Brox, T., Rosenhahn, B., Cremers, D., & Seidel, H.-P. (2006). High Accuracy Optical Flow Serves 3-D Pose Tracking: Exploiting Contour and Flow Based Constraints. In Computer vision - ECCV 2006 : 9th European Conference on Computer Vision; Part II (pp. 98-111). Berlin, Germany: Springer.


Cite as: https://hdl.handle.net/11858/00-001M-0000-000F-2312-A
Abstract
Tracking the 3-D pose of an object needs correspondences between 2-D features in the image and their 3-D counterparts in the object model. A large variety of such features has been suggested in the literature. All of them have drawbacks in one situation or the other since their extraction in the image and/or the matching is prone to errors. In this paper, we propose to use two complementary types of features for pose tracking, such that one type makes up for the shortcomings of the other. Aside from the object contour, which is matched to a free-form object surface, we suggest to employ the optic flow in order to compute additional point correspondences.
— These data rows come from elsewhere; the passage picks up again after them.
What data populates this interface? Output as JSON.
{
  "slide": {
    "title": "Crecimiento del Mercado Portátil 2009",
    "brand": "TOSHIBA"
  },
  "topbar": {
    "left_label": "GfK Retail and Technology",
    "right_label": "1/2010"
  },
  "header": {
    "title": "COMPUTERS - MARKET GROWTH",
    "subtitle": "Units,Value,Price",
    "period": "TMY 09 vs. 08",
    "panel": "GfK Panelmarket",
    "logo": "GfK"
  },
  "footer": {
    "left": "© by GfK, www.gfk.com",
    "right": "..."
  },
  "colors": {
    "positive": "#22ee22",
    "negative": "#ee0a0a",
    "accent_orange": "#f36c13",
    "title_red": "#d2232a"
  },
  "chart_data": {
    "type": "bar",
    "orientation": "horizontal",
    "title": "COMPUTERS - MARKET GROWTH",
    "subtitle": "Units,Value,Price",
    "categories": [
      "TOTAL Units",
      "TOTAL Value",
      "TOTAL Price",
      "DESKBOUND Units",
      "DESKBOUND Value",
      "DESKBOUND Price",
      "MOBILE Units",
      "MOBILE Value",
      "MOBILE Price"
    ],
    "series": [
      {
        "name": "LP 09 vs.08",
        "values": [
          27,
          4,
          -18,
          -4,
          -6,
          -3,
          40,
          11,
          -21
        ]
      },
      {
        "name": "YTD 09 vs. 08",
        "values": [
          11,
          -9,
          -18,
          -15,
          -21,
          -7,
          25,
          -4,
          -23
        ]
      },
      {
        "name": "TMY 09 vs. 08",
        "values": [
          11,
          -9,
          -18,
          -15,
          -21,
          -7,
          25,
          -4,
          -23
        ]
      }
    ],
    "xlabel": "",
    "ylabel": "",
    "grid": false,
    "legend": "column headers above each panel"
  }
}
Optic flow estimation is a mature research field with sophisticated algorithms available. Using here a high quality method ensures a reliable matching. In our experiments we demonstrate the performance of our method and in particular the improvements due to the optic flow. We gratefully acknowledge funding by the German Research Foundation (DFG) and the Max Planck Center for Visual Computing and Communication.